Era vasto, chamei-o de tapetinho azul quando era criança. Amava o mar e tudo à volta dele: a areia, os guarda-sóis, os homens fortes de uniformes vermelhos, as mulheres oleosas de ancas largas e os carrinhos que carregavam milho. Mas o que eu mais amava acima de tudo, eram as conchas, perfeitas em sua naturalidade. Eu achava que eram feitas por pessoas e, abandonadas ali pelos seus fabricantes, assim como papeizinhos de chiclete abandonados na calçada por seus mastigadores.

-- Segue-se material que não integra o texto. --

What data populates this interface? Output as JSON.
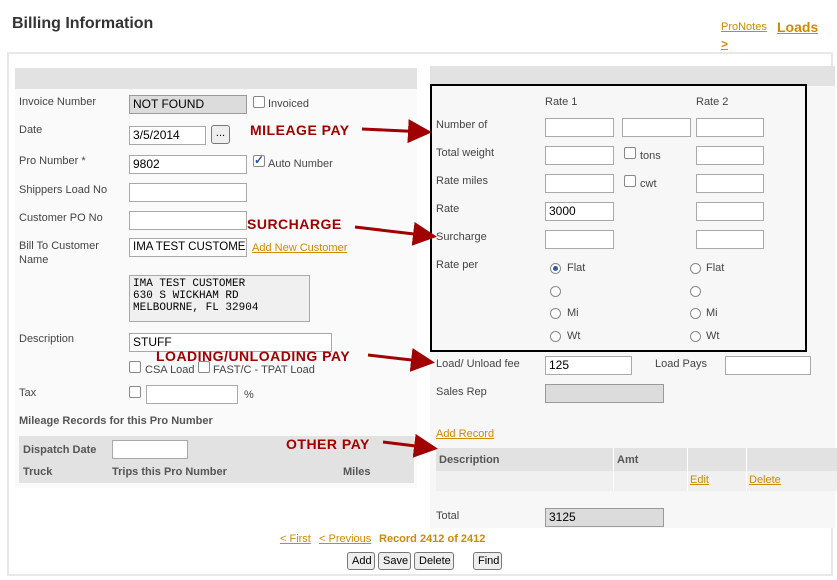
{
  "page": {
    "title": "Billing Information",
    "nav": {
      "pronotes": "ProNotes",
      "loads": "Loads",
      "arrow": ">"
    }
  },
  "left": {
    "invoice_number": {
      "label": "Invoice Number",
      "value": "NOT FOUND",
      "invoiced_label": "Invoiced"
    },
    "date": {
      "label": "Date",
      "value": "3/5/2014",
      "picker": "..."
    },
    "pro_number": {
      "label": "Pro Number *",
      "value": "9802",
      "auto_label": "Auto Number"
    },
    "shippers_load": {
      "label": "Shippers Load No",
      "value": ""
    },
    "customer_po": {
      "label": "Customer PO No",
      "value": ""
    },
    "bill_to": {
      "label_line1": "Bill To Customer",
      "label_line2": "Name",
      "value": "IMA TEST CUSTOMER",
      "add_link": "Add New Customer"
    },
    "address": {
      "line1": "IMA TEST CUSTOMER",
      "line2": "630 S WICKHAM RD",
      "line3": "MELBOURNE, FL 32904"
    },
    "description": {
      "label": "Description",
      "value": "STUFF"
    },
    "csa_label": "CSA Load",
    "fast_label": "FAST/C - TPAT Load",
    "tax": {
      "label": "Tax",
      "value": "",
      "unit": "%"
    },
    "mileage_title": "Mileage Records for this Pro Number",
    "mileage": {
      "dispatch_date_label": "Dispatch Date",
      "truck": "Truck",
      "trips": "Trips this Pro Number",
      "miles": "Miles"
    }
  },
  "right": {
    "rate1_header": "Rate 1",
    "rate2_header": "Rate 2",
    "number_of": "Number of",
    "total_weight": "Total weight",
    "tons": "tons",
    "rate_miles": "Rate miles",
    "cwt": "cwt",
    "rate": {
      "label": "Rate",
      "value": "3000"
    },
    "surcharge": "Surcharge",
    "rate_per": "Rate per",
    "flat": "Flat",
    "mi": "Mi",
    "wt": "Wt",
    "load_fee": {
      "label": "Load/ Unload fee",
      "value": "125",
      "pays_label": "Load Pays"
    },
    "sales_rep": "Sales Rep",
    "add_record": "Add Record",
    "table": {
      "description": "Description",
      "amt": "Amt",
      "edit": "Edit",
      "delete": "Delete"
    },
    "total": {
      "label": "Total",
      "value": "3125"
    }
  },
  "annotations": {
    "mileage_pay": "MILEAGE PAY",
    "surcharge": "SURCHARGE",
    "loading_pay": "LOADING/UNLOADING PAY",
    "other_pay": "OTHER PAY"
  },
  "footer": {
    "first": "< First",
    "previous": "< Previous",
    "record": "Record 2412 of 2412",
    "add": "Add",
    "save": "Save",
    "delete": "Delete",
    "find": "Find"
  },
  "colors": {
    "link": "#d08a00",
    "annotation": "#a00000",
    "panel_header": "#e2e2e2"
  }
}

Aguardava ansiosamente o momento do passeio em que mamãe aparecia com um baldinho e me chamava para andarmos na orla. Andavamos e pegavamos o máximo de conchinhas que conseguíamos, até o topo do balde e, quando esse enchia, travávamos uma aventura: encontrar o lugar onde papai ficava sentado. Em meio à multidão de barracas eu sempre encontrava o caminho. Quando via uma barraca ou ponto de referência familiar e via meu pai, corria até ele e mostrava minhas novas aquisições, orgulhoso.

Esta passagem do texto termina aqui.